Голова моя шла кругом, когда я выскочил из конторы. Встречал я говорунов, но такого… Это ж надо — битых два часа говорить! А о чем? Вспомнить невозможно. Силе-он, бродяга! Ну, отказал бы сразу — и дело с концом, а то ведь на измор взять старается.
Ничего, мы и сами с усами. Успел поглядеть и я кое-чего в жизни. Стреляного воробья на мякине не проведешь. Обойдусь и без его паршивой справки. Бог не выдаст — свинья не съест. Авось будет и на нашей улице праздник…

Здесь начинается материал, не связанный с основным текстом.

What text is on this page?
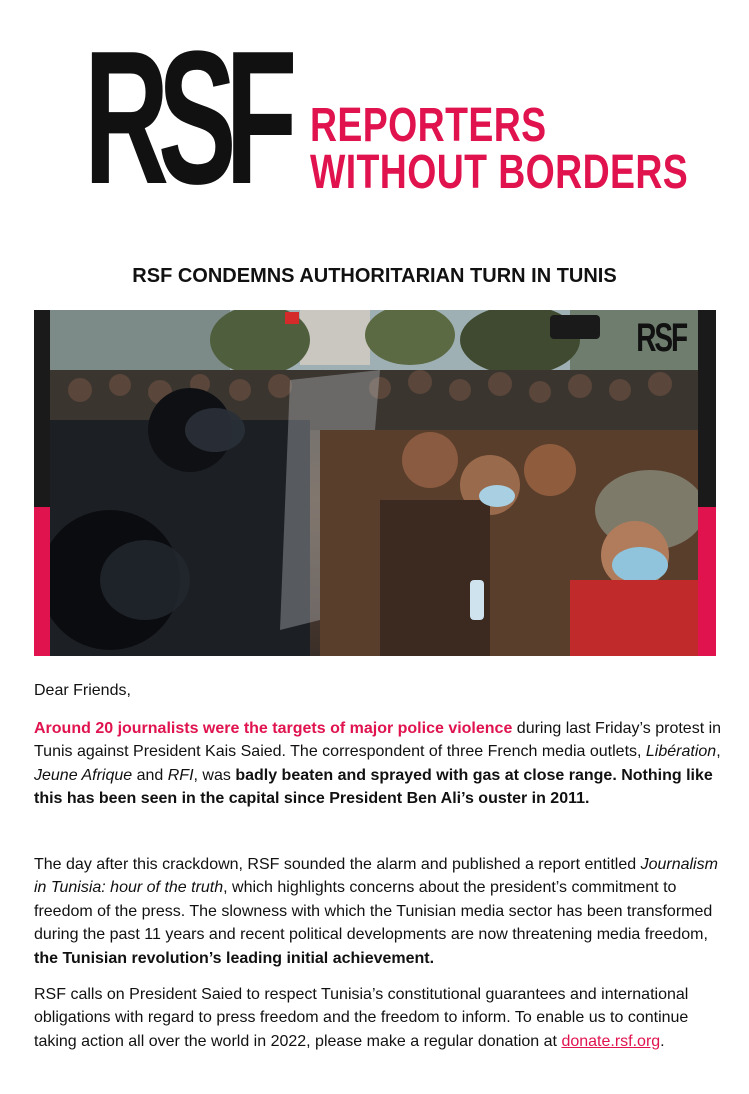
RSF REPORTERS
WITHOUT BORDERS
RSF CONDEMNS AUTHORITARIAN TURN IN TUNIS
RSF
Dear Friends,
Around 20 journalists were the targets of major police violence during last Friday’s protest in Tunis against President Kais Saied. The correspondent of three French media outlets, Libération, Jeune Afrique and RFI, was badly beaten and sprayed with gas at close range. Nothing like this has been seen in the capital since President Ben Ali’s ouster in 2011.
The day after this crackdown, RSF sounded the alarm and published a report entitled Journalism in Tunisia: hour of the truth, which highlights concerns about the president’s commitment to freedom of the press. The slowness with which the Tunisian media sector has been transformed during the past 11 years and recent political developments are now threatening media freedom, the Tunisian revolution’s leading initial achievement.
RSF calls on President Saied to respect Tunisia’s constitutional guarantees and international obligations with regard to press freedom and the freedom to inform. To enable us to continue taking action all over the world in 2022, please make a regular donation at donate.rsf.org.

Таким вот своеобразным способом утешал я себя по давней привычке. А и правда хитер ты, пан (или как там тебя) Мудровицкий! Верно ты разгадал мои тайные помыслы — точно в воду глядел. Конечно же, не для подготовки к предстоящим экзаменам в институт нужны мне были эти два летних месяца. Тут соврал я тебе, мудрец Мудровицкий. А нужно мне было это золотое времечко, чтобы, удрав из колхоза, дунуть куда-нибудь на север или даже в соседних селах наняться в бригаду калымщиков, да и поработать до седьмого пота, да скопить хоть немножко деньжонок для поездки в город, в этот самый институт. Ведь не только гол как сокол, но даже на проезд ни гроша за душой…

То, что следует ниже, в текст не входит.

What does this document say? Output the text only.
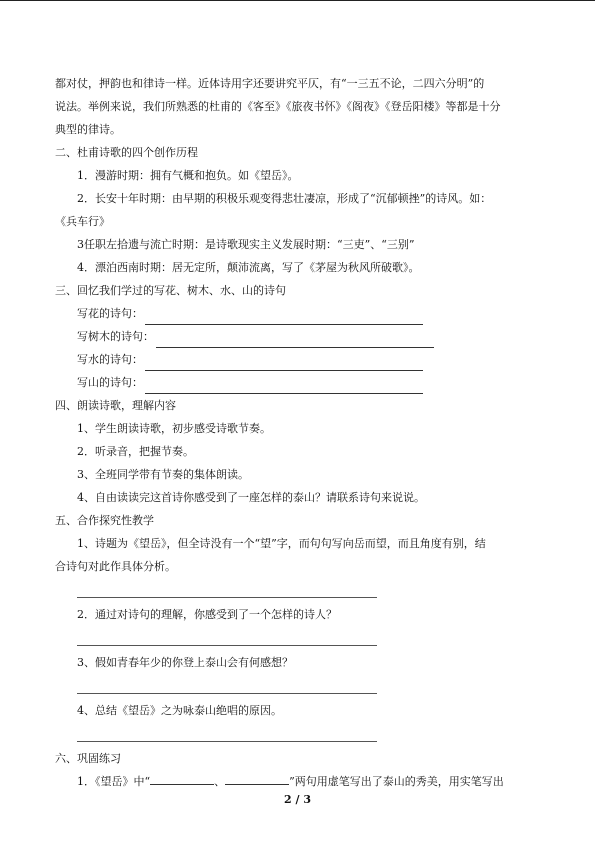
都对仗，押韵也和律诗一样。近体诗用字还要讲究平仄，有“一三五不论，二四六分明”的
说法。举例来说，我们所熟悉的杜甫的《客至》《旅夜书怀》《阁夜》《登岳阳楼》等都是十分
典型的律诗。
二、杜甫诗歌的四个创作历程
1．漫游时期：拥有气概和抱负。如《望岳》。
2．长安十年时期：由早期的积极乐观变得悲壮凄凉，形成了“沉郁顿挫”的诗风。如：
《兵车行》
3任职左拾遗与流亡时期：是诗歌现实主义发展时期：“三吏”、“三别”
4．漂泊西南时期：居无定所，颠沛流离，写了《茅屋为秋风所破歌》。
三、回忆我们学过的写花、树木、水、山的诗句
写花的诗句：
写树木的诗句：
写水的诗句：
写山的诗句：
四、朗读诗歌，理解内容
1、学生朗读诗歌，初步感受诗歌节奏。
2．听录音，把握节奏。
3、全班同学带有节奏的集体朗读。
4、自由读读完这首诗你感受到了一座怎样的泰山？请联系诗句来说说。
五、合作探究性教学
1、诗题为《望岳》，但全诗没有一个“望”字，而句句写向岳而望，而且角度有别，结
合诗句对此作具体分析。
2．通过对诗句的理解，你感受到了一个怎样的诗人？
3、假如青春年少的你登上泰山会有何感想？
4、总结《望岳》之为咏泰山绝唱的原因。
六、巩固练习
1．《望岳》中“	、	”两句用虚笔写出了泰山的秀美，用实笔写出
2 / 3
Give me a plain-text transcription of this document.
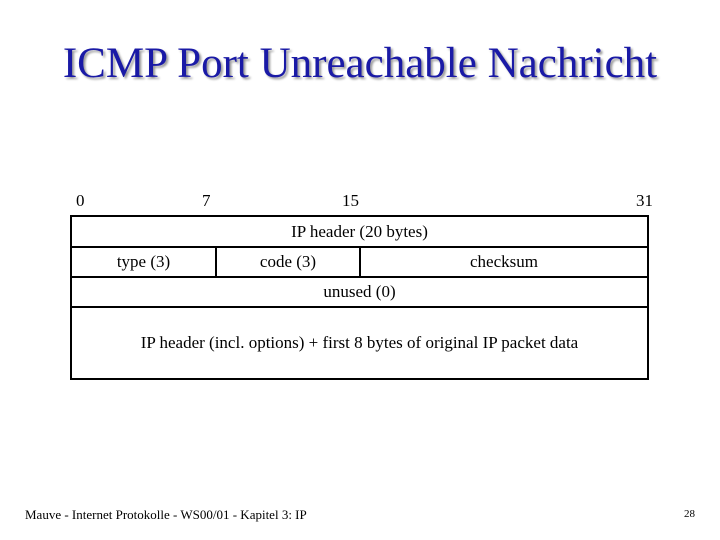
ICMP Port Unreachable Nachricht
0	7	15	31
IP header (20 bytes)
type (3)	code (3)	checksum
unused (0)
IP header (incl. options) + first 8 bytes of original IP packet data
Mauve - Internet Protokolle - WS00/01 - Kapitel 3: IP	28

Предвижу, Юрий Георгиевич, что бы сказал ты мне, знай эти мои тайные помыслы. «Зачем искать калым на стороне, когда в нашей бригаде на постройке частично сгоревшего зимою коровника работают такие же дикари-калымщики со стороны, — сказал бы ты. — Иди и вкалывай. Прально я горю?..» Говоришь-то ты правильно, и надо тебе должное отдать, новый бригадир: хоть и болтают про тебя, что ты ни бельмеса в сельском хозяйстве не смыслишь, но, наверное, люди многого не понимают. Смотри как ты живо стал разворачиваться! И работаешь-то у нас без году неделя, а уже калымщиков нанял строить коровник, добыл строительный материал для сооружения нового свинарника, а там и клуб намечаешь поставить, и свой крытый ток с сушилкой… И ведь поставишь! Почему-то верю я в это. Уж больно напористый ты, больно пробивной человек, пан Мудровицкий! Прямо на ходу подметки рвешь! Какой-то не нашенской, не крестьянской ты закваски. Там, где наш брат посовестился бы, махнул, может, рукою: «Ага, не дают, не получается — и хрен с ним!» — ты, Юрий Георгиевич, прешь напролом и ничем не гнушаешься для достижения своей цели. Ведь подумать страшно — за каких-то два месяца достать ценнейший, самый дефицитный в теперешнее время материал: сосновый лес, бетон, шифер, тес, гвозди, листовое железо, стекло… И всем известно, как ты действуешь, потому что ты даже прихвастнуть этим любишь: идешь очертя голову, напролом, а если не получается, тут уж пускаешь в ход всякие ухищрения и действительно ничем не гнушаешься. Там — солжешь, тут — подмажешь, а где и мутную сиротскую слезу пустишь. Можешь и обхитрить, и выманить, к даже украсть, если что плохо лежит, утешая при этом себя и своих соучастников: государство, мол, наше богато, а если от многого берут немножко, то это не кража, а дележка… Любимая твоя поговорка, между прочим.